WarOnPrivacy•1mo ago
The gist is down the page. I believe the assertion is sound and is worthy of consideration.

    Here’s the thing: Grok didn’t say anything. Grok didn’t
    blame anyone. Grok didn’t apologize. Grok can’t do any
    of these things, because Grok is not a sentient entity
    capable of speech acts, blame assignment, or remorse.

    What actually happened is that a user prompted Grok to generate
    text about the incident. The chatbot then produced a word sequence
    that pattern-matched to what an apology might sound like, because
    that’s what large language models do. They predict statistically
    likely next tokens based on their training data. 

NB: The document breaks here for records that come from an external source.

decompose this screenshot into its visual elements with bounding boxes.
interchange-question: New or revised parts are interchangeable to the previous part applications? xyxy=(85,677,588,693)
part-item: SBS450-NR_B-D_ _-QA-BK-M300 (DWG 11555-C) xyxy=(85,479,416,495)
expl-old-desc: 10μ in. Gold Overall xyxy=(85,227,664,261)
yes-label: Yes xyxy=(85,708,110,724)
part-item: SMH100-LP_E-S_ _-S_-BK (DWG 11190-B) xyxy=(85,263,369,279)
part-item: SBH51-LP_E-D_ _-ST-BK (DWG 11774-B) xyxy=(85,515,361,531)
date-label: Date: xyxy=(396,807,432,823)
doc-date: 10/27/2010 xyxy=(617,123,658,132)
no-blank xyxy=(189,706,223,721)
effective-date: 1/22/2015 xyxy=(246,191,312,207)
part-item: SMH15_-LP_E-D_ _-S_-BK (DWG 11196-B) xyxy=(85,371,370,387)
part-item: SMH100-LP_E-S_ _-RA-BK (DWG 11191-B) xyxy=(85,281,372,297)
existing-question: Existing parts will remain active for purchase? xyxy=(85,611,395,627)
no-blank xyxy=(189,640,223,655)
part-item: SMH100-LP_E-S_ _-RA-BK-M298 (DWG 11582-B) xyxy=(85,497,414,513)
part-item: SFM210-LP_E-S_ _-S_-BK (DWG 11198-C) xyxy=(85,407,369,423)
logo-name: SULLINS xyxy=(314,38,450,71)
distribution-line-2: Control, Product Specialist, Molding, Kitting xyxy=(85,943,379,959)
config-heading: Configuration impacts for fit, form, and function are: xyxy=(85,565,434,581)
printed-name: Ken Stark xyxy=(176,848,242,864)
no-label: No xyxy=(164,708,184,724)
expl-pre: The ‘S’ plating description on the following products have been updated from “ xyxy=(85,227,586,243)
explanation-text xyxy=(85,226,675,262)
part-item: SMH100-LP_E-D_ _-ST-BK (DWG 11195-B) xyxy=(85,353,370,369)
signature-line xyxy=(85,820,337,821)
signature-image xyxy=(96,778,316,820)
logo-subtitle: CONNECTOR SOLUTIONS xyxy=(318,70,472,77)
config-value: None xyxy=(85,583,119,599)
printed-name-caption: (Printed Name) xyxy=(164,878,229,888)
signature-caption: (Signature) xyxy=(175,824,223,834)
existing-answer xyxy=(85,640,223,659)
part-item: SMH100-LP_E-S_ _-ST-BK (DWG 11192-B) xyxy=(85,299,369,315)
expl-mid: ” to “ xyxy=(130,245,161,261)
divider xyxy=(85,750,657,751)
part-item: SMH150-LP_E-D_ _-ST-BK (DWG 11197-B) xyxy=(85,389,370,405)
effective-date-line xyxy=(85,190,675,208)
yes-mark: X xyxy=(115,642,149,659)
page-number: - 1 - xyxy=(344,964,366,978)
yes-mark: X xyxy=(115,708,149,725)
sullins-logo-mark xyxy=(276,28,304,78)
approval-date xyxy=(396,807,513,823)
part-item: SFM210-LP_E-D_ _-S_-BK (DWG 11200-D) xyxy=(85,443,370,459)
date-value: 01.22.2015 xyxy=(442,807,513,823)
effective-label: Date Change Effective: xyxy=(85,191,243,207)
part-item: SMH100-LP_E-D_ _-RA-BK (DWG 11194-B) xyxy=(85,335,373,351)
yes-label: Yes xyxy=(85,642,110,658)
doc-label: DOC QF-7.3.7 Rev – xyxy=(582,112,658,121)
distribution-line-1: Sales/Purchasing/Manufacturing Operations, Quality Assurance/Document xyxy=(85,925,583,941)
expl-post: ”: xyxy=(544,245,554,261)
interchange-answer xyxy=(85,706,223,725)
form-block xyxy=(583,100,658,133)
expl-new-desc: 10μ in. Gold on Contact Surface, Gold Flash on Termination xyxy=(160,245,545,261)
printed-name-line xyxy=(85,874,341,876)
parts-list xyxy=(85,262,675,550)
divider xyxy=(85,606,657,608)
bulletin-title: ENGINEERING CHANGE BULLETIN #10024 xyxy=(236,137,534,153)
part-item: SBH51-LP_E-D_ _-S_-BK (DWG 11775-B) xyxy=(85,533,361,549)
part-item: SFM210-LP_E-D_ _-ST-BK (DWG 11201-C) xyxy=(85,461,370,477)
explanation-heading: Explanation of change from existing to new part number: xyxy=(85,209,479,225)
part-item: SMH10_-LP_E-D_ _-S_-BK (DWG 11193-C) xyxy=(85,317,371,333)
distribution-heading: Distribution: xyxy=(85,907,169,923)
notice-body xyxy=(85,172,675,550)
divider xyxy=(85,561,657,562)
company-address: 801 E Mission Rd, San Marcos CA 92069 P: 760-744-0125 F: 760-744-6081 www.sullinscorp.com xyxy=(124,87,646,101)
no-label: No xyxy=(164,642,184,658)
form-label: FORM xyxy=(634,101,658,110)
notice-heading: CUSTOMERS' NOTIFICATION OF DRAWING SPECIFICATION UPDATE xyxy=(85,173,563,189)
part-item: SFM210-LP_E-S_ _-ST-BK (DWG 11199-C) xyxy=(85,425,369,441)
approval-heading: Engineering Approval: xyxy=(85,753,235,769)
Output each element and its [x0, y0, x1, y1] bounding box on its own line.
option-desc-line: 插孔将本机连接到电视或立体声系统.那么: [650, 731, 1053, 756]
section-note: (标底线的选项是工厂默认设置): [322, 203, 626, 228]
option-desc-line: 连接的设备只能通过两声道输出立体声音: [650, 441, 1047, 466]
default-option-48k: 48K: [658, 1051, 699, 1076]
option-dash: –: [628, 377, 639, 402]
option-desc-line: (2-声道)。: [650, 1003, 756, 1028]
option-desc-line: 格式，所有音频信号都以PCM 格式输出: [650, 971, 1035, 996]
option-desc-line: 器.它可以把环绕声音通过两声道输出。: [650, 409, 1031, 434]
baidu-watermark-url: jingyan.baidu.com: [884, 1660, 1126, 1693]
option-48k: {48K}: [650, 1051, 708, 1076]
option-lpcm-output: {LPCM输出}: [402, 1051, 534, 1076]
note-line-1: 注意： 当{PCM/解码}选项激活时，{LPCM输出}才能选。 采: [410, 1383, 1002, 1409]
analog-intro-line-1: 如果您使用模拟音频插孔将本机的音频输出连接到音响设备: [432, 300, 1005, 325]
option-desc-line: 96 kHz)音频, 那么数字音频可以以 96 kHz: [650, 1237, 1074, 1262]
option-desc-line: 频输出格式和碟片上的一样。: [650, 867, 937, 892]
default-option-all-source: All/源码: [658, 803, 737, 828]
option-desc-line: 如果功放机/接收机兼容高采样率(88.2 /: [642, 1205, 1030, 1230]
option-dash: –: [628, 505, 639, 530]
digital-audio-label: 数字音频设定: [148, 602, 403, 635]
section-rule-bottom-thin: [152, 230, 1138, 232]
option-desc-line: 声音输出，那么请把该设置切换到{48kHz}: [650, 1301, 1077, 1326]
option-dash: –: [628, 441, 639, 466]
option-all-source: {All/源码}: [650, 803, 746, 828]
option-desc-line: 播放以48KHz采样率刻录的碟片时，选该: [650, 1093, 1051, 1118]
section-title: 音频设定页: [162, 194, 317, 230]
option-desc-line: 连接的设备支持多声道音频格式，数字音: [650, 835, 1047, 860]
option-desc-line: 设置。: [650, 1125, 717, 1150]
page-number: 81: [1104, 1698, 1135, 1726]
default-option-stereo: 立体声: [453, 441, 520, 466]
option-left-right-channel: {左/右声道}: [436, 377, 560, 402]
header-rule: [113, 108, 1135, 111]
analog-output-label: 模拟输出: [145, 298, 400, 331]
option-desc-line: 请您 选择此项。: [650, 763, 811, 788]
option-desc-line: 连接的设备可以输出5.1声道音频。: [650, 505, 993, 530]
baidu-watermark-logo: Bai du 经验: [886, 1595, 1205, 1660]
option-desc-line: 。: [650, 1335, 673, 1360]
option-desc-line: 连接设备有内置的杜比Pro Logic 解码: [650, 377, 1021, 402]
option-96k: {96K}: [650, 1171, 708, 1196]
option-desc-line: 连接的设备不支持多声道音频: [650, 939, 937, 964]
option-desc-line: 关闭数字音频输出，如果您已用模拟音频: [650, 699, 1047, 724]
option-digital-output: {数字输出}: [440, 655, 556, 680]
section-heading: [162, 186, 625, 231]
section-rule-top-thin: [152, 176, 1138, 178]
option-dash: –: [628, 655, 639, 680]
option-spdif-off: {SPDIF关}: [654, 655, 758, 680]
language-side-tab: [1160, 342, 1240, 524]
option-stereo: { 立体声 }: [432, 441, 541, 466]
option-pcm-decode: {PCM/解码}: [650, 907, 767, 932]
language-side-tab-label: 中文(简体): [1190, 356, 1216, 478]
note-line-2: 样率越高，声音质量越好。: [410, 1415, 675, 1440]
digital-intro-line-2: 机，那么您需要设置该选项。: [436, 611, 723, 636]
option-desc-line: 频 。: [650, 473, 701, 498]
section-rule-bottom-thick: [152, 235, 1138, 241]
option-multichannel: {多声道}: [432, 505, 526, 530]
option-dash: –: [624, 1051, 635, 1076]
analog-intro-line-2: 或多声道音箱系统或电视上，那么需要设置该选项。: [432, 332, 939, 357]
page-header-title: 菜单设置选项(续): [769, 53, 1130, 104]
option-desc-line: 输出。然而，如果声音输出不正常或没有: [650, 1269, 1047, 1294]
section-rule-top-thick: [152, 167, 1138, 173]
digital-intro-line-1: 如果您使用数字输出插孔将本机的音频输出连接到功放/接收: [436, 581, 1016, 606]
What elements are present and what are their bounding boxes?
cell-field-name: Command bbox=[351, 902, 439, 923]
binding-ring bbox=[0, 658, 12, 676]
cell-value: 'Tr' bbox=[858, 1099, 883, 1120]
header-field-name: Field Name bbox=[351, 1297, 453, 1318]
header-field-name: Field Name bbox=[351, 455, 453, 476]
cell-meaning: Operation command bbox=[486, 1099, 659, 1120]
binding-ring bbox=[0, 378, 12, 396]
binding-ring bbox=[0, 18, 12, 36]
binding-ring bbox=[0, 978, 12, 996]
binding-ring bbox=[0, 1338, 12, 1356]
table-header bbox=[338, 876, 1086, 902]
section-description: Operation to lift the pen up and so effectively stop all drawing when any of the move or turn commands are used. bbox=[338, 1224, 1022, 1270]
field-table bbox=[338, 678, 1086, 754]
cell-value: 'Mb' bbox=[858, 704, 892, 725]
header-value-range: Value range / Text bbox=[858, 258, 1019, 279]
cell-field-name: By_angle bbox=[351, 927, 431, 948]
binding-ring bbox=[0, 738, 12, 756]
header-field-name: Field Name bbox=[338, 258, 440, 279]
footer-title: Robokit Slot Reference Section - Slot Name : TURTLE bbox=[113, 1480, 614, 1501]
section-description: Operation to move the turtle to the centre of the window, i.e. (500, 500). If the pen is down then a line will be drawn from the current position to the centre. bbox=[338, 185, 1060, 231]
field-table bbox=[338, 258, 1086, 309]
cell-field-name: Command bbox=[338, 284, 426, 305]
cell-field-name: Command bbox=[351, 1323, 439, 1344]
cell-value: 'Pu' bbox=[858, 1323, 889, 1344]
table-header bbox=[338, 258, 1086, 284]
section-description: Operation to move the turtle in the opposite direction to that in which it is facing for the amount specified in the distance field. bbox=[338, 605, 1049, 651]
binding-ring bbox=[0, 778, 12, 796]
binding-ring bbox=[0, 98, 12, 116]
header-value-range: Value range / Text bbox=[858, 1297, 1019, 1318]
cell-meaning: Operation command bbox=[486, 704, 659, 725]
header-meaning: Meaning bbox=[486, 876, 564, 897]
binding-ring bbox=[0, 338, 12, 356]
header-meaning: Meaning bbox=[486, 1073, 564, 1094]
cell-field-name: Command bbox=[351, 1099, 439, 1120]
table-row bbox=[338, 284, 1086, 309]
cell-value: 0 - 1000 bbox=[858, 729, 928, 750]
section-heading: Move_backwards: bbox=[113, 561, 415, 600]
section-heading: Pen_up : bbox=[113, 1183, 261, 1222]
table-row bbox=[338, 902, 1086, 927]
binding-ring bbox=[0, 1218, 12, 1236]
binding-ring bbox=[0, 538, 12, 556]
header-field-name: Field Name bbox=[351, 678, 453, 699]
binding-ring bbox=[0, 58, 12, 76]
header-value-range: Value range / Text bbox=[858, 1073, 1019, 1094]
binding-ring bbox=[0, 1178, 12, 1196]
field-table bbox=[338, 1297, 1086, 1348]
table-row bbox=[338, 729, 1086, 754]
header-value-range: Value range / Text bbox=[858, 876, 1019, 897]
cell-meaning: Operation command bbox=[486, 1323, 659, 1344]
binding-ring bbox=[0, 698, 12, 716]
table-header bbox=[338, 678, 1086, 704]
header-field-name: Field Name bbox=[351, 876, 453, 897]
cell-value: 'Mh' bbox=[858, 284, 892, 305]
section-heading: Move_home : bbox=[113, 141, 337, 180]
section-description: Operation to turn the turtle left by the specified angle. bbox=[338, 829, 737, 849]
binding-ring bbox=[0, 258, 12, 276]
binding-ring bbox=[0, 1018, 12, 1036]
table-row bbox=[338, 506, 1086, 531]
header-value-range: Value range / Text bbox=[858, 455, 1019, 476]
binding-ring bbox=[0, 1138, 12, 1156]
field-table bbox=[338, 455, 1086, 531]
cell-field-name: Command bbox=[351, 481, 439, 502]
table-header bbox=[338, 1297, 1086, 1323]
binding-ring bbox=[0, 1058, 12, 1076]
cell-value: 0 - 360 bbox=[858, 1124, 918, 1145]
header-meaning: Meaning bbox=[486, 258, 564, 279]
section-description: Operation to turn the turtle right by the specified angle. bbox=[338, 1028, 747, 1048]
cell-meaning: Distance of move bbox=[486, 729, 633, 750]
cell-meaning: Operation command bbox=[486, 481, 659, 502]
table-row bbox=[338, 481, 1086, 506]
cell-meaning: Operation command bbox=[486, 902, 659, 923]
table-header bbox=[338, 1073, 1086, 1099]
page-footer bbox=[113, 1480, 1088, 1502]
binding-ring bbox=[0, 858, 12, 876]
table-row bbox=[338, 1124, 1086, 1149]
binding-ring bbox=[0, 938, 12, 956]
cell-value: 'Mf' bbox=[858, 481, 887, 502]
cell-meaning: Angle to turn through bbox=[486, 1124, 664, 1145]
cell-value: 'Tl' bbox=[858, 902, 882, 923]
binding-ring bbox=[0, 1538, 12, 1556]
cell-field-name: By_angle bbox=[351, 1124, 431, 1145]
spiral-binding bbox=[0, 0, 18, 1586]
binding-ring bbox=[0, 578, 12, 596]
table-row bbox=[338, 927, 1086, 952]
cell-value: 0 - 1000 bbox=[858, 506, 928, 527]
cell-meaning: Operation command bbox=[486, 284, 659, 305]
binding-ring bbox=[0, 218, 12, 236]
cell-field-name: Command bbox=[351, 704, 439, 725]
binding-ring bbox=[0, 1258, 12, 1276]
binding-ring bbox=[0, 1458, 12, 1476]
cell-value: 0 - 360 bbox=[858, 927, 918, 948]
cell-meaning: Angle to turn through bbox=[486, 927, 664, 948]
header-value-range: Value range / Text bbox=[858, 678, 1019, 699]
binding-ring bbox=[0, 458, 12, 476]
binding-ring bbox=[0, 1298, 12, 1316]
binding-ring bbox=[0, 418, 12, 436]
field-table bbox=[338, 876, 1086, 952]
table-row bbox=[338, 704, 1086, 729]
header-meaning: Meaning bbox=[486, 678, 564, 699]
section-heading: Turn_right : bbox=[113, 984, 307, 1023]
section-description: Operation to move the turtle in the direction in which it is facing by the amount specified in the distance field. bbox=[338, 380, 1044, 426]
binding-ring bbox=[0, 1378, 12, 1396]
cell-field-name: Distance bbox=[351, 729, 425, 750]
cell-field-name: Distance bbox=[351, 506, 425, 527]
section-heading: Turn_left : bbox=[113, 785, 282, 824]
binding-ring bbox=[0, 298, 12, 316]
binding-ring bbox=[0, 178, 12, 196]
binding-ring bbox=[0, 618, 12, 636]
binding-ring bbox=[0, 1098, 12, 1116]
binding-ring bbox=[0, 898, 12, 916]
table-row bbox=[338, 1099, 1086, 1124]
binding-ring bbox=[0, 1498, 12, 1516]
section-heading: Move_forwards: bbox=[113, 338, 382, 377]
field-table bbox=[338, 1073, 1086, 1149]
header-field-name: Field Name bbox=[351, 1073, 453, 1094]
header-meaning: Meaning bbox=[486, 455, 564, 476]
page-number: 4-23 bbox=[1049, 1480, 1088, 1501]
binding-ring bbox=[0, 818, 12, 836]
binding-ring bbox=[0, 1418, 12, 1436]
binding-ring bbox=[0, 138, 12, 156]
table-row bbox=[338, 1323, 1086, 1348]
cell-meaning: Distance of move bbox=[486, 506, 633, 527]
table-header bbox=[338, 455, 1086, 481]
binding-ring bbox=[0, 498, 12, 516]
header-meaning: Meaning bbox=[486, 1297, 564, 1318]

    When you ask an LLM to write an apology, it writes something that
    looks like an apology. That’s not the same as actually apologizing.
ares623•1mo ago
Just like human CEOs /s
afavour•1mo ago
Unfortunately the discussion has been flagged. As is often the case.
ryandrake•1mo ago
This is to be expected here, unfortunately. Any article that reveals anything bad about a Musk-run company will get instantly flagged. Sometimes the mods will show up and correct it, but by then the damage is done--the article has been wiped off the front page and it's Mission Accomplished for the flaggers.
kccoder•1mo ago
Hacker news could fix this if they wanted to.
Razengan•1mo ago
HN doesn't want to fix shit
tim333•1mo ago
I think when people say "the car says it's low on petrol" they understand the car probably didn't talk but a petrol gauge caused it to display some message. I don't know if you have to police language if people understand what's going on.

At least with LLMs it's not too hard to figure what's going on, unlike certain politicians.

satisfice•1mo ago
No one says, and no newspaper reports, that your car regrets any of its malfunctions.
Havoc•1mo ago
Pretty wild that xAI decided to simply not comment on what seems like a pretty sizable fuckup
r0ckarong•1mo ago
Because we live in a technofeudalist hellscape where the media is owned by the people who profit from out oppression.
chopete3•1mo ago
>>>

strangers were replying to women’s photos and asking Grok, the platform’s built-in AI chatbot, to “remove her clothes” or “put her in a bikini.” And Grok was doing it. Publicly. In the replies. For everyone to see.

Wow. Thats some really creepy behavior people are choosing to show off publicly.

Grok needs some tighter gaurdrails to prevent abuse.